Once Person A’s chosen course of action gets validation and the moral valences of good and evil are stripped away from the act against Person B, it becomes possible to move towards repairing what damage was done by the act itself through the mitigation of the circumstances that led to the act itself.

No one may change the past, and therefore little can be said of repairing the damage done by Person A’s theft that would “deliver” Person B from evil, but looking towards future conduct presents an opportunity to truly seek deliverance. In understanding the circumstances that led Person A to steal, society can take steps to prevent future harm from occurring in repairing broken social systems—as the case may be in poverty, criminal activity, access to medical care, and similar—or, in some cases, removing Person A from society in order to prevent future harmful actions from being carried out, if they are beyond reform. By doing so, the evil action does not become normalized in society, and thereby allowed to repeat.

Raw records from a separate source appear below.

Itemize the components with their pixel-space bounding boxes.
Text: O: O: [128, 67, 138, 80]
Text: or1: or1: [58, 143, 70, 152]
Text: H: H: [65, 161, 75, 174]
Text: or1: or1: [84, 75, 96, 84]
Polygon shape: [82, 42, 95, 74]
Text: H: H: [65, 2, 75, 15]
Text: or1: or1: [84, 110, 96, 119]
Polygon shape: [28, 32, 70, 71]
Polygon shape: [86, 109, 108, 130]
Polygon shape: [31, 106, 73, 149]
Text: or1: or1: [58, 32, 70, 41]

Psychopathology can be treated, crime can be contained, but what often gets labeled as evil cannot be actively stopped unless society at large and individuals are willing to look at what historically caused the harmful action to occur in the first place. This does not change an action’s effect, and may not even effectively reform the perpetrator, but it offers the best road to preventing the creation of future agents of evil from coming into existence, let alone providing a need for victims to be delivered from them.

 

 

[1] From here on, the use of “good” and “evil” will be without quotation marks, under the assumption that they are relative, rather than absolute in their definitions.